© JUNGE FREIHEIT Verlag GmbH & Co. KG www.jungefreiheit.de 47/23 / 17. November 2023

Ablehnung der Woche
„Zutiefst frustriert“
Christian Vollradt

Er hat eine lange Tradition, einen klingenden Namen und ist – obwohl einer breiten Öffentlichkeit wahrscheinlich vollkommen unbekannt – durchaus mit steigendem Renommee verbunden: der niedersächsische Staatsehrenpreis.

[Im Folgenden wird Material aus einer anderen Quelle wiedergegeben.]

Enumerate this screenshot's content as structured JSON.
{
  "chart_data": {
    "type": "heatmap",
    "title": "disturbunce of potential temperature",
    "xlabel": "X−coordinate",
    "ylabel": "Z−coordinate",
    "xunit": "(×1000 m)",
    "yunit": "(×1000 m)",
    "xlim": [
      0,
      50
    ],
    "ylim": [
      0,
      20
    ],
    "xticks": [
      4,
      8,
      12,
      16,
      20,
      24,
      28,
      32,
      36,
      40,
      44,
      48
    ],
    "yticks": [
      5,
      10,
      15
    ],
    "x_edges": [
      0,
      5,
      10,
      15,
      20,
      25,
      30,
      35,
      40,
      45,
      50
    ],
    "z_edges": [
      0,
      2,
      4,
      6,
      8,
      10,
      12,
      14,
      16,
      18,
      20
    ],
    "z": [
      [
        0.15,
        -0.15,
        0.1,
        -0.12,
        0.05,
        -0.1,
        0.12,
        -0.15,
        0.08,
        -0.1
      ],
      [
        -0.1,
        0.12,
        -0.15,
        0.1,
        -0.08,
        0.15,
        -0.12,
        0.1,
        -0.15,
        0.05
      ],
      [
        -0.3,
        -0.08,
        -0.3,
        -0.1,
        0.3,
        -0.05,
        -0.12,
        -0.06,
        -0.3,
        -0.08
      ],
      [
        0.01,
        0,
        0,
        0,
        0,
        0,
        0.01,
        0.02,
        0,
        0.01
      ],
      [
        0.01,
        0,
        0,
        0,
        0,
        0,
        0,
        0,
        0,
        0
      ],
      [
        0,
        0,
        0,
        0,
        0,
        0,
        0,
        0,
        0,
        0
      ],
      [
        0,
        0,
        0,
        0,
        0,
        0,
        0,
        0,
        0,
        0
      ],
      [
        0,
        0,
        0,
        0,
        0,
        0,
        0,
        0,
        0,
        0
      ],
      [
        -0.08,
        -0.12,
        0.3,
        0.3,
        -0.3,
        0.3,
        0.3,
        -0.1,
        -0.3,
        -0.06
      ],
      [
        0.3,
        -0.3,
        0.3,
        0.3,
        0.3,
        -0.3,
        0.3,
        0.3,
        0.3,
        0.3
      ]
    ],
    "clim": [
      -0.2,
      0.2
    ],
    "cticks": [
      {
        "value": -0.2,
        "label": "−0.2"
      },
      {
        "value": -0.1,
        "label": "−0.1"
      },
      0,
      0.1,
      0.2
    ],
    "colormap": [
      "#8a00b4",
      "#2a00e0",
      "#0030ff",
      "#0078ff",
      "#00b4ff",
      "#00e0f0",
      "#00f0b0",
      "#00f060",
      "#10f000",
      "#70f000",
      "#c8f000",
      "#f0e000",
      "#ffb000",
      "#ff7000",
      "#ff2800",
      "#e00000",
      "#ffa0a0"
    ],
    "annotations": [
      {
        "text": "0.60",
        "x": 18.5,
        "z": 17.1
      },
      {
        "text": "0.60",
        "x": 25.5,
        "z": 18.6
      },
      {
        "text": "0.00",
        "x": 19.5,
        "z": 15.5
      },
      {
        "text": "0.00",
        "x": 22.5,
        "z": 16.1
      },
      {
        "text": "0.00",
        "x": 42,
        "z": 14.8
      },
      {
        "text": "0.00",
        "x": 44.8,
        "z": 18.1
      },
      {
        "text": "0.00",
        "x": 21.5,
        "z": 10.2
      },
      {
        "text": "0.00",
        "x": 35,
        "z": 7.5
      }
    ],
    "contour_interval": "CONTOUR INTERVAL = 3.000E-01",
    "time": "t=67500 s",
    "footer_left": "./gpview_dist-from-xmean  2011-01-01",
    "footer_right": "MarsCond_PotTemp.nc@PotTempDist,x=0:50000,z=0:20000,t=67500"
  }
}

Seit weit mehr als einem halben Jahrhundert vergibt ihn das Landwirtschaftsministerium im Agrarland Nummer 1 („Deutschlands Speisekammer“) alljährlich an jeweils zwei Betriebe „für hervorragende Leistungen auf dem Gebiet der Tierzucht“. Neben einem – kleinen – symbolischen Geldbetrag können die stolzen Ausgezeichneten ihren Stall mit einem entsprechenden Hinweisschild schmücken. Einen festen Termin für die Verleihung gibt es nicht, in der Regel findet sie im Oktober oder November statt. Der Staatsehrenpreis 2023 wurde noch nicht vergeben. „In diesem Jahr möchte einer der beiden vorgesehenen Preisträger die Auszeichnung nicht annehmen“, teilte eine Sprecherin des Landwirtschaftsministeriums in Hannover auf Anfrage der JUNGEN FREIHEIT mit. „Als Grund gab er die Wolfspolitik der Landesregierung an.“ Tatsächlich hatten Zuchtverbände und Landwirtschaftskammer den Pferde- und Rinderzüchter Harm Oncken aus Sande im Oldenburger Land für den Preis nominiert. In einer Mitteilung für die Branchenkollegen begründete der Landwirt seine Ablehnung der Auszeichnung: Eines seiner Tiere habe ihn verletzt, als er die Pferde von der Weide holte. „Die Stuten und Fohlen bleiben normalerweise Tag und Nacht draußen, müssen jedoch aufgrund zweier Wolfsrudel, die in der näheren Umgebung umherstreichen, reingeholt werden. Es frustriert mich zutiefst, daß wir unser eigenes Land nicht so nutzen können, wie wir es möchten, ohne die ständige Gefahr, daß unsere Tiere von Wölfen angegriffen werden.“ Auch eines seiner Rinder sei vergangenes Jahr gerissen worden. Auf seine ausführliche Erklärung habe er vom Ministerium keine Antwort erhalten.